I hope I’m not betraying my gender in having made the photojournalist in my short story “Habeas Corpus” a man. You can judge for yourself by reading it in my collection on the theme of identity, Becoming Someone. Or from this taster here:
Generously sharing her learning from her MFA course, Charli Mills points out that premise is not the same as plot, but both these novels are premise-heavy and plot-light. I can’t get away with arguing that the translated novel is poorly written, as it won the prestigious Strega prize. Of course, I’m completely at liberty not to like it but reading as an author pushes me to ask why.
Not only can I not answer that, I’m off on a tangent with another reading imponderable chewed over on annethology now and then: our preferred balance of light and dark. Thinking I know where the boundary lies for me, I’ve been surprised how disturbed I’ve been by some recent reading. It’s unpublished and, although not my genre, I’m highly motivated to read it to provide feedback to someone who has supported my own writing and because, in my not so humble opinion, it’s extremely good. But, right from the start, I found it gruelling and last night it gave me a nightmare! Interestingly, the predominant emotion in my dream wasn’t fear but guilt at wanting to look away.

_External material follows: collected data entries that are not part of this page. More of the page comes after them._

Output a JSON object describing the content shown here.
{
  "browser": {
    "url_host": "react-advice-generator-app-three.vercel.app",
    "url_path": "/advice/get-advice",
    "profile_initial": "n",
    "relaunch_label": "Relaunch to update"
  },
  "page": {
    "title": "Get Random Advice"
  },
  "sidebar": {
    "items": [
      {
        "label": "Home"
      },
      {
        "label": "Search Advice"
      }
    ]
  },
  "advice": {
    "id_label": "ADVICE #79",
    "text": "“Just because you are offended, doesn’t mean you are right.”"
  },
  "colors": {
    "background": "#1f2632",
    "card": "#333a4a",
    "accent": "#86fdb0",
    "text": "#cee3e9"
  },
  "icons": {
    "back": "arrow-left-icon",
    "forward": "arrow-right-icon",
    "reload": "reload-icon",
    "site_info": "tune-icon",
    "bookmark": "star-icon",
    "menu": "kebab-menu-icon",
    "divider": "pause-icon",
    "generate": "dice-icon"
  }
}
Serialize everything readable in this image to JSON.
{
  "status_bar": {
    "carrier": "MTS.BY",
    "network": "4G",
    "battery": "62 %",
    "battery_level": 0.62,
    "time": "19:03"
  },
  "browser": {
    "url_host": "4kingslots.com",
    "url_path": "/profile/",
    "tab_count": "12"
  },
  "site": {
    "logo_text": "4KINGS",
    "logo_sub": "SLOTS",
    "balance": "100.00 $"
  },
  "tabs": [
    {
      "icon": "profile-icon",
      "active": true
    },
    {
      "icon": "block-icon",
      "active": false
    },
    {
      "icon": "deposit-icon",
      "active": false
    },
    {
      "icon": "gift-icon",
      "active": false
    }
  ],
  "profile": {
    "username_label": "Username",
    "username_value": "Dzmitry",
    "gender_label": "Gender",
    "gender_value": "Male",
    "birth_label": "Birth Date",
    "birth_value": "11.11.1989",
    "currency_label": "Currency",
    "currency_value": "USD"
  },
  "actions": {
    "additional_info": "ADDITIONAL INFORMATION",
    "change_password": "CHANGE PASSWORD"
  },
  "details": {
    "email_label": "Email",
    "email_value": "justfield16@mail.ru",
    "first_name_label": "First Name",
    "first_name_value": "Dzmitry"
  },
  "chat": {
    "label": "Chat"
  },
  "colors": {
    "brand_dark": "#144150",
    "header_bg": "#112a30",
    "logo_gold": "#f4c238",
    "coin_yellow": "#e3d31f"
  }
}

So that’s a right hodgepodge of influences on this week’s 99-word story even before we get to the prompt. See what you think of my take on storm windows: |
They buddied up at college, the way chalk buddies up to cheese. Each sharpening her own perspective on the whetstone of the other’s worldview. Zooming in on each other’s flaws and limitations, the better to eliminate their own.
Later, Rose made a decent living peddling soft-fringed portraits for high days and holidays; Storm tailed evil to the ends of the earth. Rose bought a house with double glazing; Storm spread her sleeping bag in foxholes or on dusty floors. The same degree, the same camera, different outcomes: one with pink-tinged lenses, the other opening a window on life’s storms.